もっと複雑なこともできるが、重要なのは、それが全てトリックであるということだ。イライザは一大ブームを巻き起こし、さまざまなものに影響を与えた。
イライザを直系の祖先として持つのが、最近多くの企業が取り入れ始めた「チャットによるサポート」サービスだ。しかし一度使えば分かるが、会話を楽しむどころか、質問に的確に答えてくれることのほうが珍しい。
なぜこういうことが起きるかといえば、いまのチャットボットによるサポートは、FAQのユーザーインタフェースを少し変えただけのものだからだ。つまり、チャットボットのシナリオとして用意されていないものは、まったく対応できない。一時期盛り上がったIBMのWatsonと呼ばれる一連のソリューションが、結局はチャットボットになり、最終的には人々を落胆させた原因でもある。

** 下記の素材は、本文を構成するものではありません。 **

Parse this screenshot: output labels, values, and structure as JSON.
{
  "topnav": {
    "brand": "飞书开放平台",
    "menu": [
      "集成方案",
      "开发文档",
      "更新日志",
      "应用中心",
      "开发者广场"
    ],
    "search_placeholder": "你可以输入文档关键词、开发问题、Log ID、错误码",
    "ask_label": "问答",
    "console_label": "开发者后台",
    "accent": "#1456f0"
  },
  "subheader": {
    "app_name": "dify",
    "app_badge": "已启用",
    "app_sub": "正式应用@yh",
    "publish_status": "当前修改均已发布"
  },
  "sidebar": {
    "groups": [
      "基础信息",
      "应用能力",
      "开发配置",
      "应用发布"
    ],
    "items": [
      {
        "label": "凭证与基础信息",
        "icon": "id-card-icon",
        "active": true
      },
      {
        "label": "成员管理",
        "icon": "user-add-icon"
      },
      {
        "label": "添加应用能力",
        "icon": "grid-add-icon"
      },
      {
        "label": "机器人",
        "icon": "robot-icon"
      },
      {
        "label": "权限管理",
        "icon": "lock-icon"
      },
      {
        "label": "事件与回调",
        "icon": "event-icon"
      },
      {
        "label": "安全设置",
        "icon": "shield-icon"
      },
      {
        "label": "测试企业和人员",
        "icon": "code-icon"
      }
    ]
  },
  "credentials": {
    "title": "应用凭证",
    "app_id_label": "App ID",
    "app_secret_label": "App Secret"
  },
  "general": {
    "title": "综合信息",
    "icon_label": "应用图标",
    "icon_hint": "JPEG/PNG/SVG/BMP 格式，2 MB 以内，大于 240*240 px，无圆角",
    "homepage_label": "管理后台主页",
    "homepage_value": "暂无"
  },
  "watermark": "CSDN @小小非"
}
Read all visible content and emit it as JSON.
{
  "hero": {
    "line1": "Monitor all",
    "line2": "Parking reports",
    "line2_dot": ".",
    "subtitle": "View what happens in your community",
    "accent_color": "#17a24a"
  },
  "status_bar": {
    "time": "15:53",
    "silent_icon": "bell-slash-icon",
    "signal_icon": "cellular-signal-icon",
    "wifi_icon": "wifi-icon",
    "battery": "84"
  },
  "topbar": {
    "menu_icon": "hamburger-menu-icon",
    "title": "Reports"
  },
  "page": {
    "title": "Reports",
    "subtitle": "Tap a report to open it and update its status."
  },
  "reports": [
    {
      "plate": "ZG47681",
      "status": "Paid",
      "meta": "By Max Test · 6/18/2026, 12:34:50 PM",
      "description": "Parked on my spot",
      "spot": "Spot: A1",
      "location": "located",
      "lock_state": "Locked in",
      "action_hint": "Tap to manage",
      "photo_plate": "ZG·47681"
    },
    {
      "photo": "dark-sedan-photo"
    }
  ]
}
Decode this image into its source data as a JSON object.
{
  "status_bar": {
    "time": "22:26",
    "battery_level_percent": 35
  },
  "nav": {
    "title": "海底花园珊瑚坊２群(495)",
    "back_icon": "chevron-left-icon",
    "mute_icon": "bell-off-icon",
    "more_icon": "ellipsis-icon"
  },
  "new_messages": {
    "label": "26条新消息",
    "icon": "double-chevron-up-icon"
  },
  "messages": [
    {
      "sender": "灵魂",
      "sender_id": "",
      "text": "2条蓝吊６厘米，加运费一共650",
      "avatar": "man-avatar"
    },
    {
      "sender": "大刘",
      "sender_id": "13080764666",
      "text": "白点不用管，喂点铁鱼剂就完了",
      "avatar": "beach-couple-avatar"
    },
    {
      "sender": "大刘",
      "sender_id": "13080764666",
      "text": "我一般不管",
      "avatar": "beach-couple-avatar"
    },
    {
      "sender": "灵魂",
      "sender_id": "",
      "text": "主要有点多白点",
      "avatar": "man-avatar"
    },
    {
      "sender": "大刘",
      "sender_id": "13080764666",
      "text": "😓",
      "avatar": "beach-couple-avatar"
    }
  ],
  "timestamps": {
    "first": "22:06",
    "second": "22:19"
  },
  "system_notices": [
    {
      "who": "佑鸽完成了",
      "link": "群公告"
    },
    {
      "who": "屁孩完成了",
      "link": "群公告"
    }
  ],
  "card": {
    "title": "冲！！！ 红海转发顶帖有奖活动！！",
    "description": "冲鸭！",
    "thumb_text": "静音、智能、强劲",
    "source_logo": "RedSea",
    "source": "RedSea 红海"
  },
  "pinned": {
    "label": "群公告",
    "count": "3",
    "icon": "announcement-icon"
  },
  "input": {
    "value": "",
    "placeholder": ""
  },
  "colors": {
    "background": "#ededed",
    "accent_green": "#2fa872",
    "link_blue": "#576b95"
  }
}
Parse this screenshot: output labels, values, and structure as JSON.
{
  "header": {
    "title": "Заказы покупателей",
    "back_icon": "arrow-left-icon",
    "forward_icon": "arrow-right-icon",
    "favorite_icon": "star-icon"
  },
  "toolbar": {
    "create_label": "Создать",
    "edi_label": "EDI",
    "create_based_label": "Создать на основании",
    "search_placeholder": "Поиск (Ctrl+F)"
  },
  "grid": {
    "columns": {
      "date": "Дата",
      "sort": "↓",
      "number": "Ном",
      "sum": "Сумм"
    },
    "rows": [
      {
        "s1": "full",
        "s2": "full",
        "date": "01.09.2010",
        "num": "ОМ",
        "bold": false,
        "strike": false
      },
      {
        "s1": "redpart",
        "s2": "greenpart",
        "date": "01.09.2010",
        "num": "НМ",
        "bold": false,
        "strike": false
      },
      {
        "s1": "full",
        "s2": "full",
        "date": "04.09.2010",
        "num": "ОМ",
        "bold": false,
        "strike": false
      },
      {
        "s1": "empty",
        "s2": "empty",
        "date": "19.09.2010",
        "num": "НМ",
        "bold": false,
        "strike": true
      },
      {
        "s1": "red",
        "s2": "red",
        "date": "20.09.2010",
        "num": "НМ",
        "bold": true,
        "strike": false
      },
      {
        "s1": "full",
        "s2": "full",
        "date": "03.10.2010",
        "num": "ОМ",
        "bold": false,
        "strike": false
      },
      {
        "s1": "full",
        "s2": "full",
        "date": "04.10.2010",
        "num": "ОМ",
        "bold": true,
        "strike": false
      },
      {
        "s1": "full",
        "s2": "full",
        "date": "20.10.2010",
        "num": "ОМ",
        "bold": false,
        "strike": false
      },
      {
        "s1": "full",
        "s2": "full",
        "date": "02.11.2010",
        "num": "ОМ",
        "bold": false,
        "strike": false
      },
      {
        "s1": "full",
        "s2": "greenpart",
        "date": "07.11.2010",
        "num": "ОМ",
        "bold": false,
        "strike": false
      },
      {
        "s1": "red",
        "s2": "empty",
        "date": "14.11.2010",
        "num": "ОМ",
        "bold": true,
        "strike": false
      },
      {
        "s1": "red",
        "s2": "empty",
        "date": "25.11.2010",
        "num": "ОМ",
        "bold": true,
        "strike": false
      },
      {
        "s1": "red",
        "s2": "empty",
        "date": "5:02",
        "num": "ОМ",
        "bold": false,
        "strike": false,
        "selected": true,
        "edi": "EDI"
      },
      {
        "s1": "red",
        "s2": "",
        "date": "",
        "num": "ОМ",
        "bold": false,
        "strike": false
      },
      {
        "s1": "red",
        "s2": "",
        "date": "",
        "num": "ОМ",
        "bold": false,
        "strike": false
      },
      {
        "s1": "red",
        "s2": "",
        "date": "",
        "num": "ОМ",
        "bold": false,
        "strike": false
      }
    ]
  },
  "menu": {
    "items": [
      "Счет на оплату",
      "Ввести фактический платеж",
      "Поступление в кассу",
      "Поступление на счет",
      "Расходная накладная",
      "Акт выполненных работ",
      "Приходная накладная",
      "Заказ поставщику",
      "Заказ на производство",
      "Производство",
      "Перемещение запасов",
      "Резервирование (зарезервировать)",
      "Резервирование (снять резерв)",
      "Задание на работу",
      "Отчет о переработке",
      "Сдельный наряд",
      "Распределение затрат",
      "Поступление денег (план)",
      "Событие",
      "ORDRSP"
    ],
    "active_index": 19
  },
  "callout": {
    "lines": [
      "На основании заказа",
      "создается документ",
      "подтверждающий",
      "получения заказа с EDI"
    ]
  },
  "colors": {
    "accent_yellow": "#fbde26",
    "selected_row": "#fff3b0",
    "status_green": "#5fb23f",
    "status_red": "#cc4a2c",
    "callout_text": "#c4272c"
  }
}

チャットボットのシナリオの記述には、例えばAIML(Artificial Intelligence Markup Language)のようなマークアップ言語が使われる場合があるが、AIMLを一度触ってみれば、これがいかに不完全なものか分かる。
筆者らの研究チームは、2020年にAIMLを深層学習で独自に拡張したAIIML(Artificial Illusional Inteligence Markup Language)を開発した。筆者らの開発したAIIMLは内部にspaCyやGiNZAなどを使った構文解析や、PythonやJavaScriptでの拡張が可能で、音声認識と音声合成の機能を備えていた。声で指示するだけでWikipediaを調べて読み上げたり、地図を表示したり、図を書いたりWebサイトを作らせたりすることができる。
このAIIMLでは内部でGPT-3も使っているが、GPT-3に投げるとかなり適当な答えを返してくる。以前、焼肉屋さんで実験的に導入したときは、客がおすすめの肉を聞くと別の店を紹介し始めたので慌てて止めたことがある。